Can y'(x)=5x^3(y-1)^\frac{1}{5} have infinitely many solutions?

[alexmahone]

Solve \(\displaystyle y'(x)=5x^3(y-1)^\frac{1}{5}\), \(\displaystyle y(0)=1\).

I found 3 solutions: \(\displaystyle y=x^5+1\), \(\displaystyle y=-x^5+1\) and the constant solution \(\displaystyle y=1\).

But my prof said there are infinitely many solutions. Which are they?

 

[I like Serena]

Solve \(\displaystyle y'(x)=5x^3(y-1)^\frac{1}{5}\), \(\displaystyle y(0)=1\).

I found 3 solutions: \(\displaystyle y=x^5+1\), \(\displaystyle y=-x^5+1\) and the constant solution \(\displaystyle y=1\).

But my prof said there are infinitely many solutions. Which are they?

How about piece wise combinations of those solutions?
And perhaps you can shift one of them to the left or right, combining it with $y=1$.

 

[alexmahone]

How about piece wise combinations of those solutions?
And perhaps you can shift one of them to the left or right, combining it with $y=1$.

Using piecewise combinations I get

1) \(\displaystyle \displaystyle y =\begin{cases} x^5+1\ \text{if}\ x \ge 0\\ -x^5+1\ \text{if}\ x< 0\end{cases}\)

2) \(\displaystyle \displaystyle y =\begin{cases} -x^5+1\ \text{if}\ x \ge 0\\ x^5+1\ \text{if}\ x< 0\end{cases}\)

3) \(\displaystyle \displaystyle y =\begin{cases} x^5+1\ \text{if}\ x \ge 0\\ 1\ \text{if}\ x< 0\end{cases}\)

4) \(\displaystyle \displaystyle y =\begin{cases} 1\ \text{if}\ x \ge 0\\ x^5+1\ \text{if}\ x< 0\end{cases}\)

5) \(\displaystyle \displaystyle y =\begin{cases} -x^5+1\ \text{if}\ x \ge 0\\ 1\ \text{if}\ x< 0\end{cases}\)

6) \(\displaystyle \displaystyle y =\begin{cases} 1\ \text{if}\ x \ge 0\\ -x^5+1\ \text{if}\ x< 0\end{cases}\)
-
I get only 6, not infinitely many!

 

[I like Serena]

How about:
$$ y =\begin{cases} x^5+1 &\text{if}\ x > a\\1 & \text{if}\ x< a\end{cases}$$
where $a$ is an arbitrary real number?

 

[alexmahone]

How about:
$$ y =\begin{cases} x^5+1 &\text{if}\ x > a\\1 & \text{if}\ x< a\end{cases}$$
where $a$ is an arbitrary real number?

But that wouldn't be continuous at $x=a$.

 

[I like Serena]

But that wouldn't be continuous at $x=a$.

Sorry.

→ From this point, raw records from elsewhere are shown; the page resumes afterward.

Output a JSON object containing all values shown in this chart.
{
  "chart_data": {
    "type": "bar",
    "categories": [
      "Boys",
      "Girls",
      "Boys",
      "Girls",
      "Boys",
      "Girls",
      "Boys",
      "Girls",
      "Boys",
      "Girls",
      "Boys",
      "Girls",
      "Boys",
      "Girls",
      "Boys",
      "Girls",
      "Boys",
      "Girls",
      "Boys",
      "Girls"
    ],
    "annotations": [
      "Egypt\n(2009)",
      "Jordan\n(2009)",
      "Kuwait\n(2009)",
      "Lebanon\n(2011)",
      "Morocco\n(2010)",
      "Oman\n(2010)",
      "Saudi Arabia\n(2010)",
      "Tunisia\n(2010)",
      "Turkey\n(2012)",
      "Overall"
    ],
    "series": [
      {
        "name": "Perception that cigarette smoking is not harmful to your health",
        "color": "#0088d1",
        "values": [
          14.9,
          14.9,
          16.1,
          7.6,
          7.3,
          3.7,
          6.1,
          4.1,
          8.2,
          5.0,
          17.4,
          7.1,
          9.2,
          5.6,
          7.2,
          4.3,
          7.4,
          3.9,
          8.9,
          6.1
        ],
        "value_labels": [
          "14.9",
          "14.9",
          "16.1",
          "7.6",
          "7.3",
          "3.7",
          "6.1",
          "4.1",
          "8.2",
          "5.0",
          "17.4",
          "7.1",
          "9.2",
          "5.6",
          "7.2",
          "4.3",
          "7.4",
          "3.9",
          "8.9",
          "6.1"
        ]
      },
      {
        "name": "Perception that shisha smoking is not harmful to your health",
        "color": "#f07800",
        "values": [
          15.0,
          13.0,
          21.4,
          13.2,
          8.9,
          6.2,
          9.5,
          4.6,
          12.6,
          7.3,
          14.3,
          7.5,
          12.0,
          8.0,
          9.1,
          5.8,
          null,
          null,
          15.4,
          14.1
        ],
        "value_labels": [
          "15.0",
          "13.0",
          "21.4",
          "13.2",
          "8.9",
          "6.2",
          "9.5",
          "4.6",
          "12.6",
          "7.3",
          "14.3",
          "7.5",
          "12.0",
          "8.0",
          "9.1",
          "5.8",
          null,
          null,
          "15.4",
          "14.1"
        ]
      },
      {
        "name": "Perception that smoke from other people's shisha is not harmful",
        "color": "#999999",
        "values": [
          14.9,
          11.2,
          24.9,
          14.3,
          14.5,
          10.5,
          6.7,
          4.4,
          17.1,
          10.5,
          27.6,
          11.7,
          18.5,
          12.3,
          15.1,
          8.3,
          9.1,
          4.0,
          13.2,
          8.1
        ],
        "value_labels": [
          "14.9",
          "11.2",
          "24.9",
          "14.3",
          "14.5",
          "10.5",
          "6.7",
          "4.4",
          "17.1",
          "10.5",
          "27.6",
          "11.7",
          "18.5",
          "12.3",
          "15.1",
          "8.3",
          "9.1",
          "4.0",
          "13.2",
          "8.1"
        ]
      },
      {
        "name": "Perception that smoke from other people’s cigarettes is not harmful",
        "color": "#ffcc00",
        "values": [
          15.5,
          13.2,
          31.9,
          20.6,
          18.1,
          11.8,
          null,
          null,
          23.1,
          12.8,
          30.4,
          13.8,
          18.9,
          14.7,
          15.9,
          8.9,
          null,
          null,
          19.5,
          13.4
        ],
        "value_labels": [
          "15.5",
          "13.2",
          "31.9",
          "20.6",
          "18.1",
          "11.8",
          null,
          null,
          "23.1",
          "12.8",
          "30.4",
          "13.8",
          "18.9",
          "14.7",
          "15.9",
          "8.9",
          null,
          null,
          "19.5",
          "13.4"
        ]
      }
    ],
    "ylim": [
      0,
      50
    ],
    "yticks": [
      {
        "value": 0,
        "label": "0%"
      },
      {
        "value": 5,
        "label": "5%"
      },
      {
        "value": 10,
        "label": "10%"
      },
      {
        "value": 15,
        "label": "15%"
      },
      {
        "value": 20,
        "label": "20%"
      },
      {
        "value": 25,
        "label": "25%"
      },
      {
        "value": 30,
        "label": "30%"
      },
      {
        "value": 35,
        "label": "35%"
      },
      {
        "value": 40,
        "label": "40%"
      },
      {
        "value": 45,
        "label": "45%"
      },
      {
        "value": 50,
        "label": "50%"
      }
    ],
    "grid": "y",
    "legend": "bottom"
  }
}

You are right.
Let me think about it.
It must be possible to use $y=1$ up to some $x=a$ and from that point switch to a different solution.

 

[I like Serena]

How about for instance:
$$y=\begin{cases}
1 + (x^4-a^4)^{5/4} &&\text{if } x < a < 0\\
1 &&\text{if } a \le x < b \\
1 - (x^4-b^4)^{5/4} &&\text{if } x \ge b > 0\\
\end{cases}$$It is continuously differentiable. ;)Note that everything around $y=1$ is special, because your solution method breaks down around it.